Regexp#MatchData breaks when Japanese and English are mixed
ongaeshi opened this issue · 0 comments
ongaeshi commented
OS: iOS (https://github.com/ongaeshi/ios-ruby-embedded/blob/master/Rakefile#L78)
App: RubyPico (https://github.com/ongaeshi/RubyPico)
I want to get the title from the web page and create the following script.
def title(url)
txt = Browser.get url
txt =~ /<title>(.*?)<\/title>/m
$1
end
Although it succeeds on the English page, it fails to match on the page where Japanese and English are mixed.
p title("https://github.com/iij/mruby-regexp-pcre")
# OK
#=> "GitHub - iij/mruby-regexp-pcre: Regexp for mruby (pcre version)"
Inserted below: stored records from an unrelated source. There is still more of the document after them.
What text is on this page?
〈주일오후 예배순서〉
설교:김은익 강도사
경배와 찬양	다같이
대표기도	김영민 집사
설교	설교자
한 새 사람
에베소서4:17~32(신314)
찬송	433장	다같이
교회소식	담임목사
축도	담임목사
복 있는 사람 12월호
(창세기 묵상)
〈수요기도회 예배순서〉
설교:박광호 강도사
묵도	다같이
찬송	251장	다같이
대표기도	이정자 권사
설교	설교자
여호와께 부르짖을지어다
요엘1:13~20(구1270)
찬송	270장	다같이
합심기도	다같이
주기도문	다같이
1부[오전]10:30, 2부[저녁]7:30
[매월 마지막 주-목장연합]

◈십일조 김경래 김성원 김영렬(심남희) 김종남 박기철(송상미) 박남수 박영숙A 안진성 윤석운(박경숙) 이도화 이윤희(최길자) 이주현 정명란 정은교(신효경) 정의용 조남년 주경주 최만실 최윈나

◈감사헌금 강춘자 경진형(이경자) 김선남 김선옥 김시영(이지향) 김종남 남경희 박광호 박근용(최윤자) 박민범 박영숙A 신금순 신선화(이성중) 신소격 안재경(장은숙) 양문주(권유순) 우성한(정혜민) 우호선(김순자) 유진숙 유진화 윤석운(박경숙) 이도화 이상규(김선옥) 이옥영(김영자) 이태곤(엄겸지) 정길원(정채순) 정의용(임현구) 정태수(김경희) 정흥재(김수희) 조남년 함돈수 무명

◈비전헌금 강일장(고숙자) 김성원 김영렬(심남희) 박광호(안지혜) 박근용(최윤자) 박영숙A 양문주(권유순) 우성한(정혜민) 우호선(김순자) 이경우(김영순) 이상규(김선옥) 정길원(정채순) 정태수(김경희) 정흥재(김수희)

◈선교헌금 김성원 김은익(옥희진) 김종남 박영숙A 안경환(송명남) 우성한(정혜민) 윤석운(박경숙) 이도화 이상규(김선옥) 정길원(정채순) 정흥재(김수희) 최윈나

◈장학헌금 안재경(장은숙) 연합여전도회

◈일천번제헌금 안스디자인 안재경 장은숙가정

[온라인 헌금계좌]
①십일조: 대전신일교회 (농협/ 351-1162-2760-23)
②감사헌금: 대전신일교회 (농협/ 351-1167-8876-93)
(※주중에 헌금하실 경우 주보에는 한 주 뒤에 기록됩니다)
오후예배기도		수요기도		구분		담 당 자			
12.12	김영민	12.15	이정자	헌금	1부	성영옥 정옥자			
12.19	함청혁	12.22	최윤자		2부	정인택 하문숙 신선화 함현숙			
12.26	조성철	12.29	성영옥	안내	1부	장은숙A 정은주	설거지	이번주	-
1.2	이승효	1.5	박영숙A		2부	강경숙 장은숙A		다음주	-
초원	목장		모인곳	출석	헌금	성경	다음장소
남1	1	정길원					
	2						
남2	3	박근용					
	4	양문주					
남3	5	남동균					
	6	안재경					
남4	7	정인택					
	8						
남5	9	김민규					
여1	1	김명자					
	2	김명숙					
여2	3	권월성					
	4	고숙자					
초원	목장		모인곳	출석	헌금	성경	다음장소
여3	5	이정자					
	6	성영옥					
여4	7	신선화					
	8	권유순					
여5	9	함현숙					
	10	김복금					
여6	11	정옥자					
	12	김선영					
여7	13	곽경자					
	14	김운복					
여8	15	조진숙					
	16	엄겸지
p title("https://ja.wikipedia.org/wiki/%E3%83%81%E3%83%AB%E3%83%80")
# Failed
#=> "チルダ - Wikipedia</titl"
I create the static test.
# Head of https://ja.wikipedia.org/wiki/%E3%83%81%E3%83%AB%E3%83%80
str = <<EOS
<!DOCTYPE html>
<html class="client-nojs" lang="ja" dir="ltr">
<head>
<meta charset="UTF-8"/>
<title>チルダ - Wikipedia</title>
<script>
EOS
Result. (Break match data?)
#<MatchData "<title>チルダ - Wikipedia</title>
<scri" 1:"チルダ - Wikipedia</titl">